It’s easy to underestimate the importance of responding to a charge of discrimination filed with an administrative agency like the EEOC. After all, the EEOC doesn’t have the authority to award damages or assess fines against employers. To get any money from the employer, the employee or former employee will have to file a lawsuit, and the employer can just defend the lawsuit when and if it comes. Right? It’s true that the EEOC doesn’t have the authority to award damages or assess fines. But the employer’s response to an EEOC charge is the foundation for the later defense of the lawsuit. What is said, or not said, in response to a charge filed with the EEOC can have a significant impact on the outcome of a lawsuit. A recent decision from the Court of Appeals re-emphasizes this point.
In Jones v. National American University, 8th Cir., No. 09-3007, 6/23/10, the court affirmed a jury verdict in favor of an employee’s age discrimination claim. In that case, the reasons the employer gave for the employee’s termination in response to the EEOC charge were different from the reasons proffered by the employer at trial. The Court held that the different reasons given by the employer at different times was evidence that the employer’s reasons were a mere pretext for age discrimination.

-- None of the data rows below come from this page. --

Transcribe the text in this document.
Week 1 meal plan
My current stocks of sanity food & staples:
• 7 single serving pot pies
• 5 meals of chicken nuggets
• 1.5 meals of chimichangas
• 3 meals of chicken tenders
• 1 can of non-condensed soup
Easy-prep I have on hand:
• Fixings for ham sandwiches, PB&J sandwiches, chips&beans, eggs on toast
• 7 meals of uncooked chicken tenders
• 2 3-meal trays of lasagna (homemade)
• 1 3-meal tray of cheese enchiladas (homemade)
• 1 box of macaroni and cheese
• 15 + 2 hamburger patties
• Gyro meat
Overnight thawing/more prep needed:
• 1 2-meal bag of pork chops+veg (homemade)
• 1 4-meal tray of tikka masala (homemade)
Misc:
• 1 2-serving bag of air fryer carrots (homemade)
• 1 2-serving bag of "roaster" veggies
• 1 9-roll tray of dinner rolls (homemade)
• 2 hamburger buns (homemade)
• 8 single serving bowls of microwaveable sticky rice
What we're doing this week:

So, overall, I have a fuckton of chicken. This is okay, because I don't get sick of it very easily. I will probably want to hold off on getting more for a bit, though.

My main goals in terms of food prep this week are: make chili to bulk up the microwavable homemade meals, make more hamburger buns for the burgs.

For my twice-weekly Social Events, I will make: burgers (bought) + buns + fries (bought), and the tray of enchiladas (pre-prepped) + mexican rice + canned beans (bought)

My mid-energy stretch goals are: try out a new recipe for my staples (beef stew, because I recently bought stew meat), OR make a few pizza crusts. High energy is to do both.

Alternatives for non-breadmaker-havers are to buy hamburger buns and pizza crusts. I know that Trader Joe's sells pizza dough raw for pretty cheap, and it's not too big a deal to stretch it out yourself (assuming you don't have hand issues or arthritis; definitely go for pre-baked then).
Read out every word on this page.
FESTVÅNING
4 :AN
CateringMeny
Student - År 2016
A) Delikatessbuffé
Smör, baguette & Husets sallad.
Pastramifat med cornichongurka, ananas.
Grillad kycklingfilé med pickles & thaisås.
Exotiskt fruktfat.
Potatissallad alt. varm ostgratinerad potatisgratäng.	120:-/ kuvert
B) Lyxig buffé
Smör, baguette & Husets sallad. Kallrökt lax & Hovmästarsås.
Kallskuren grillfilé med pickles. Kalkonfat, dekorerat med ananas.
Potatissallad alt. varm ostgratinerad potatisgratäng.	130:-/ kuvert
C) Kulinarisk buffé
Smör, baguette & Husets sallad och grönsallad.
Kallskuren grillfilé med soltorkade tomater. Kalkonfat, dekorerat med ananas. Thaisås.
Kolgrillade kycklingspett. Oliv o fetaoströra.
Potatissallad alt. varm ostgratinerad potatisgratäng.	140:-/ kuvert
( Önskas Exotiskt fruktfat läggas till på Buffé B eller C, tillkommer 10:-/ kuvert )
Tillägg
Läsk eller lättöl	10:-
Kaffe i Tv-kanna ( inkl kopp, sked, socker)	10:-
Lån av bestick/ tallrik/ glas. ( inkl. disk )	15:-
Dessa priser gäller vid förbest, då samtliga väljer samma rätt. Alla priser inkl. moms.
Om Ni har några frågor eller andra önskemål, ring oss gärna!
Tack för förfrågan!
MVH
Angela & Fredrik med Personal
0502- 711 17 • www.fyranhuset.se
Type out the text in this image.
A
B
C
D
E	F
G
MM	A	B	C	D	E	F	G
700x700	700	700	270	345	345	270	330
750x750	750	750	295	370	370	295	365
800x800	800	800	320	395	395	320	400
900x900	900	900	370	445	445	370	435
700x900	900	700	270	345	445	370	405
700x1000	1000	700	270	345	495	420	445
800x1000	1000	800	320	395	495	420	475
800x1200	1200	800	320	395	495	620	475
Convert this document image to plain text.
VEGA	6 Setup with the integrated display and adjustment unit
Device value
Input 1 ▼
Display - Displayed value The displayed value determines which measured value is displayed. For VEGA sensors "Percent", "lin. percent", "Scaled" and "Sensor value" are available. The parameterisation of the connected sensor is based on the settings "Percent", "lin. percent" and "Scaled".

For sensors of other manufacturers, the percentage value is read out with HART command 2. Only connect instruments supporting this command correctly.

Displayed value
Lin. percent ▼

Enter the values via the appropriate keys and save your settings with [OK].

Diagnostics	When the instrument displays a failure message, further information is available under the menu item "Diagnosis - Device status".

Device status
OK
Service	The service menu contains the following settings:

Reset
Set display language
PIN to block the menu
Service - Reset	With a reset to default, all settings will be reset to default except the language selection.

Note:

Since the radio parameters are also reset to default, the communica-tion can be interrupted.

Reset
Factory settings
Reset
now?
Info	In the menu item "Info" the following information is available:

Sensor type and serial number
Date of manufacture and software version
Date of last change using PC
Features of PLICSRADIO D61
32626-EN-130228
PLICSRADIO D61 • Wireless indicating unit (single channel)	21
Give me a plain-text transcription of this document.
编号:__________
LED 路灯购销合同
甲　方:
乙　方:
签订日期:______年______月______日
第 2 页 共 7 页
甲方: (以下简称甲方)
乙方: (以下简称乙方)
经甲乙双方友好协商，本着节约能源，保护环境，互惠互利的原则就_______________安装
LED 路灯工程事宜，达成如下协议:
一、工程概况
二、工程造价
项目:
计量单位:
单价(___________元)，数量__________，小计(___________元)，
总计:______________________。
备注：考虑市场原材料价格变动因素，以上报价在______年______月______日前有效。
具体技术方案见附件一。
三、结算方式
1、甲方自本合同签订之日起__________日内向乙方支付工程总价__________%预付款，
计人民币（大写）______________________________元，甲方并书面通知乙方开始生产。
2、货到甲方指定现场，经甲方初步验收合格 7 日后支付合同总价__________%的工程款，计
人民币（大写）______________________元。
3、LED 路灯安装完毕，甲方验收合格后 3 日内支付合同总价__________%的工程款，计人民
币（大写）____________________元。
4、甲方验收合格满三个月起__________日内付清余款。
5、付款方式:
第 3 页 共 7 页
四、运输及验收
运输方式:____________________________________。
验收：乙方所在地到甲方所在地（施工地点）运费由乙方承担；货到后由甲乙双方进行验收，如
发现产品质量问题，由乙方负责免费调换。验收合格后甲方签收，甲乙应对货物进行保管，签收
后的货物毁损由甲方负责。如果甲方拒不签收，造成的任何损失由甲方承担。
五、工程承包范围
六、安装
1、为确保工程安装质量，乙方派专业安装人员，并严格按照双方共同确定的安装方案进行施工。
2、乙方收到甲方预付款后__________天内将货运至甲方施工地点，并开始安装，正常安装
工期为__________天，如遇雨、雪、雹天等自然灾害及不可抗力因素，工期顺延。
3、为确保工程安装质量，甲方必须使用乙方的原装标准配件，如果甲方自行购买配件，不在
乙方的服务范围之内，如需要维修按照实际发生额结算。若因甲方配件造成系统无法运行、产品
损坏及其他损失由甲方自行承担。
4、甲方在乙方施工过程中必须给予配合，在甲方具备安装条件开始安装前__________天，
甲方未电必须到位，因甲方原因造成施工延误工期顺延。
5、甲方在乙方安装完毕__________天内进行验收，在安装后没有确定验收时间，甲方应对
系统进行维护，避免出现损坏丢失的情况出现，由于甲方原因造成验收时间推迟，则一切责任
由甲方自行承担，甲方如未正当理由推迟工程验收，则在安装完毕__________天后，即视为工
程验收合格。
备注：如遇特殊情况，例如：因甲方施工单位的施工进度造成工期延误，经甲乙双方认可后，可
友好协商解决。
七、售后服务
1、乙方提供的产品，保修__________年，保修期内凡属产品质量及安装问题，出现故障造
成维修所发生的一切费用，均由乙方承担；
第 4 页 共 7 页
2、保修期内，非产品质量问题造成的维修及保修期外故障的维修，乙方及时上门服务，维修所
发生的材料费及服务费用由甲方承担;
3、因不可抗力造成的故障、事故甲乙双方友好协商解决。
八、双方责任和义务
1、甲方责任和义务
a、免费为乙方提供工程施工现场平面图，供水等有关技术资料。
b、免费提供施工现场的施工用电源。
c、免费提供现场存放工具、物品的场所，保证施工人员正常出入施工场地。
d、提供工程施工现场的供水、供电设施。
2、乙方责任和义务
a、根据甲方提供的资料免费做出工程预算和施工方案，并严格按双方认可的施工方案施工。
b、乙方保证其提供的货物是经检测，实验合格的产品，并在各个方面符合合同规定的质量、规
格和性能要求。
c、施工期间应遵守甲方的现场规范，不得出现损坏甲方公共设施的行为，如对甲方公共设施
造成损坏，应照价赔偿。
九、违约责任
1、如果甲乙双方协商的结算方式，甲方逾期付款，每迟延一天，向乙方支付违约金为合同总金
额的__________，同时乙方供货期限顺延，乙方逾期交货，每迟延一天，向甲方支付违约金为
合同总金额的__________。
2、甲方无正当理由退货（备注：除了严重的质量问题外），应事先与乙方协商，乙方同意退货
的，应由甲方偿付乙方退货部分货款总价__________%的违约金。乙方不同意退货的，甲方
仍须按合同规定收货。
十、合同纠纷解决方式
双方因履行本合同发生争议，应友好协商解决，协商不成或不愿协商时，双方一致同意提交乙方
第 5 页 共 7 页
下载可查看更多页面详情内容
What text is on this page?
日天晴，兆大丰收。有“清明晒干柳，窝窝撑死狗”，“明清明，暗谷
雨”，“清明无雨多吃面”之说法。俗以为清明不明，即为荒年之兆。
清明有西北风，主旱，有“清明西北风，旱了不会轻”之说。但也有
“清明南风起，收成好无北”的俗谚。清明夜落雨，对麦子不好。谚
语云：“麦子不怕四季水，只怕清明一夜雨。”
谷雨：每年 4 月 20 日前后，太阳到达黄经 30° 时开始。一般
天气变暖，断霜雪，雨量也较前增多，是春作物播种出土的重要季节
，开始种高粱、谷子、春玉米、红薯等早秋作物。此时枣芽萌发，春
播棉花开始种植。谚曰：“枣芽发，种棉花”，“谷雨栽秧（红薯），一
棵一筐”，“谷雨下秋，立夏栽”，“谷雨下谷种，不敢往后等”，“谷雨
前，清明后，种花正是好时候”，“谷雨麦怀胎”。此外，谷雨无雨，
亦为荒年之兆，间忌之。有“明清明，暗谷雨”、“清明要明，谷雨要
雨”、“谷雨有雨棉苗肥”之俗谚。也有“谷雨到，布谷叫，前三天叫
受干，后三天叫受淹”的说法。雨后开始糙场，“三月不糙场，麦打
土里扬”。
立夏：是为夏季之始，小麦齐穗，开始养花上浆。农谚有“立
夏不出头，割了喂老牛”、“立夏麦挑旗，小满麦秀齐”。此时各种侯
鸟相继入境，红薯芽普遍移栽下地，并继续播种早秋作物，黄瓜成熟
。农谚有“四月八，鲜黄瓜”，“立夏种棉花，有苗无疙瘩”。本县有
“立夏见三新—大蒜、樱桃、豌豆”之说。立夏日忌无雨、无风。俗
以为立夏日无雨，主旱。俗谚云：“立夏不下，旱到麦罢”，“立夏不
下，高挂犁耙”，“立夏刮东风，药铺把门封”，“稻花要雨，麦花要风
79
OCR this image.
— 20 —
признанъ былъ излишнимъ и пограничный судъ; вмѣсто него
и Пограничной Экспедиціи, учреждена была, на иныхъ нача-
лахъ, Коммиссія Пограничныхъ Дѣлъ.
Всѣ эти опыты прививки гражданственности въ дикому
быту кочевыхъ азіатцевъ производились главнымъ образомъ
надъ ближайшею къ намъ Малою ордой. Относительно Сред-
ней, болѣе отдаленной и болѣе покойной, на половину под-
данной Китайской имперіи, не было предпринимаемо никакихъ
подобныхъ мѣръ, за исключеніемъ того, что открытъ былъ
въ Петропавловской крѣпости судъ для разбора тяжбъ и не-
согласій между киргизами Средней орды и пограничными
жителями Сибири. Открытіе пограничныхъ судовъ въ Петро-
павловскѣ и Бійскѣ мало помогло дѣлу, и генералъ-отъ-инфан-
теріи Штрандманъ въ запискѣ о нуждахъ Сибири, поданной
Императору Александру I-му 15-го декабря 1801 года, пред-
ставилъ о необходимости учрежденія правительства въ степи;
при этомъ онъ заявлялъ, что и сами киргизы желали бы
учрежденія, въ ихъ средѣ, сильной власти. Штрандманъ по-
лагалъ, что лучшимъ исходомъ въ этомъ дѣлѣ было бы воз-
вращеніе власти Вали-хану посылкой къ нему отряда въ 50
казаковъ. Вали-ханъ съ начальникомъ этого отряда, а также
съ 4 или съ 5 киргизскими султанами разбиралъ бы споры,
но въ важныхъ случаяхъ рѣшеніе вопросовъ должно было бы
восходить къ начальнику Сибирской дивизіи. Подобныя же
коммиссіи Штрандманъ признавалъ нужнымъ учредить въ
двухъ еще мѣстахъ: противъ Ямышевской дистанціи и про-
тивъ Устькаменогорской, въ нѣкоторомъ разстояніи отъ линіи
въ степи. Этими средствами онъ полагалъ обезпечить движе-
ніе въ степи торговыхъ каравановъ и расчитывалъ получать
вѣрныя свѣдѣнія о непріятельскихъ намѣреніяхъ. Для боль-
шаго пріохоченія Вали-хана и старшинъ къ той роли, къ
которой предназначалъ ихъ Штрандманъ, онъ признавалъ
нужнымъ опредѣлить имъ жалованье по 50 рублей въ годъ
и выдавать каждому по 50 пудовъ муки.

Although this principle does not represent a sea change in the law, it comes on the heels of the EEOC’s announcement that it is hiring more investigators and intends to be more aggressive than it has been in the past 10 years. According to Jacqueline Berrien, the EEOC chair, the EEOC has been bolstered by substantial budget increases in fiscal years 2009 and 2010, and is hiring additional staff, including frontline investigators and lawyers.
In this environment, when employers are more likely to encounter aggressive enforcement from administrative agencies, it is vital to remember the importance of responding appropriately to administrative charges of discrimination as the foundation for the employer’s defense to discrimination claims.